Frage: Ich war eben in eurem Hofladen. Draußen regnet es, aber der Laden ist voller Leute. Die Verkäuferin strahlt und ist sichtlich in ihrem Element. Füllt Fahrradtaschen, Rucksäcke, Kartons, Körbe mit Salat, Lauch, Kohlrabi, Radieschenbunden. Lief es in den letzten Jahren immer so gut?

Ribbat: Nein. Zwischendurch dachten wir, unsere Art von Betrieb – viele unterschiedliche Kulturen für die Versorgung des regionalen Marktes – sei ein Auslaufmodell.

Koppert: Der Trend geht auch im ökologischen Anbau konsequent in Richtung Monokulturen, Einsatz von Spezialerntemaschinen auf immer größeren Flächen, immer gleichförmigere Tätigkeiten, gearbeitet wird im Akkord. Ziel ist eine effizientere und kostengünstigere Großproduktion, aber es geht für die Produzenten nicht auf. Es ist wie bei der Milch.

Ribbat: Es machen trotzdem alle so, nicht nur unsere Kollegen hier. In Ungarn, Griechenland, Polen, Holland, Belgien, Marokko, Spanien werden Produktionsstätten für Bio-Gemüse zur Belieferung des deutschen Marktes geschaffen. Uns wurden schon Stellen als Betriebsleiter in Polen angeboten.

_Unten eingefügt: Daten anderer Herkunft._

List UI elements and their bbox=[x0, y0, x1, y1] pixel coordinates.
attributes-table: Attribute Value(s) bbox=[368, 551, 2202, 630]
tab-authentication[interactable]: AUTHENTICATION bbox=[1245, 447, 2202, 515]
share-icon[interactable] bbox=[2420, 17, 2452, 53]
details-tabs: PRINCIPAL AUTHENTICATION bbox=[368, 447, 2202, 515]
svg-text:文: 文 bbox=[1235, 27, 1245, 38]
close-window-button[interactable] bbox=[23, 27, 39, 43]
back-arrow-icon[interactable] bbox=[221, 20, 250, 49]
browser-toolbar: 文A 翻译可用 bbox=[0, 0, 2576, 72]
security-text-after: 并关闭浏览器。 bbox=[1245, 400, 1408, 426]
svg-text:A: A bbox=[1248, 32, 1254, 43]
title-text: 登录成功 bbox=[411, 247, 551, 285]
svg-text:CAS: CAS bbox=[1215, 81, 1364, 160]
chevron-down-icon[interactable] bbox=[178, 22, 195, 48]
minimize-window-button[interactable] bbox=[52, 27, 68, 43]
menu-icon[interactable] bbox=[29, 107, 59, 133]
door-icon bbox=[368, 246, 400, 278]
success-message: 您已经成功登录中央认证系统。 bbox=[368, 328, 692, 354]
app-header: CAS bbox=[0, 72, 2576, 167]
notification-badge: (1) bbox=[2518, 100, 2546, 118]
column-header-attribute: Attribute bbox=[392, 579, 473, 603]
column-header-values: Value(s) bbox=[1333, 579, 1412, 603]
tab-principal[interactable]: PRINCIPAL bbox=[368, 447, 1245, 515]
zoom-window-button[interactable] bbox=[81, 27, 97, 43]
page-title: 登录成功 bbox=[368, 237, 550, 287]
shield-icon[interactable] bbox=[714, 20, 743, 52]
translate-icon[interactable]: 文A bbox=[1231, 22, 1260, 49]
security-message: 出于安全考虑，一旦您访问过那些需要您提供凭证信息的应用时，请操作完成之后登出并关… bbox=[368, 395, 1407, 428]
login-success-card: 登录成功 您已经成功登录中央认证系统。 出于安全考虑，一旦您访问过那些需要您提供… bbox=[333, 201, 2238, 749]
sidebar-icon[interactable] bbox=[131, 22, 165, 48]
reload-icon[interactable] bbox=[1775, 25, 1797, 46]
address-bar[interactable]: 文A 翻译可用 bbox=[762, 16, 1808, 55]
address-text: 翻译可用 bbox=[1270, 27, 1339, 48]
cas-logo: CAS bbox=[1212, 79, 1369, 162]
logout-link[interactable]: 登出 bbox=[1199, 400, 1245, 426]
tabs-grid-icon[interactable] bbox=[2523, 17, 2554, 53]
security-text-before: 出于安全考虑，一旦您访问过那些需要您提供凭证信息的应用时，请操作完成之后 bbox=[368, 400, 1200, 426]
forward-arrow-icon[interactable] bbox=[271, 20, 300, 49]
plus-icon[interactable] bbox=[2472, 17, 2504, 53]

Koppert: Diese Spezialisierung führt in der Saison regelmäßig zum Überangebot. Weil man Erdbeeren, Bohnen, Tomaten nur kurze Zeit lagern kann, wird die Ernte dann unter den Produktionskosten abgegeben, und es kommt zum Preisverfall. Die Anbauer machen sich selbst den Markt kaputt.

Jahrelang haben wir den allgemeinen Preisrückgang für Gemüse durch Ausweitung des Anbaus versucht auszugleichen und immer mehr an den Großhandel geliefert. Aber für uns funktioniert das einfach nicht, unser Betrieb ist zu klein. Unsere Qualität ist zwar bestens, aber das wird vom Großhandel nicht honoriert. Es war furchtbar, jeden Tag die Dumpingpreise der Mitbewerber vorgehalten zu bekommen. 2013 haben wir entschieden, dass es so nicht weitergeht und wir unseren Betrieb wieder verkleinern.

Ribbat: Es ist gut gegangen, wir hatten richtig Glück.

Frage: Hat euch die Smoothiebewegung gerettet?

Ribbat: Da kam jetzt Verschiedenes zusammen. Manche kommen in unseren Hofladen, weil sie keine eingeschweißten Gurken und überhaupt nicht so viel Verpackung wollen. Viele junge Leute legen Wert auf regional erzeugte, frische, gute Ware, sie sehen und schmecken den Unterschied.

Ja und plötzlich essen viele Leute vegan. Oder machen sich Smoothies und interessieren sich für ökologisch angebautes Gemüse, obwohl sie mit Bio eigentlich nichts am Hut hatten. Aber sie haben einen Sinn für den Geschmack und wollen die ganze Pflanze verwenden. Deshalb verkaufen wir neuerdings junge Rote Bete mit Laub. Bei konventionell angebauter Rote Bete wären in dem Wuchsstadium Pestizidrückstände in den Blättern, bei uns gibt es so was nicht.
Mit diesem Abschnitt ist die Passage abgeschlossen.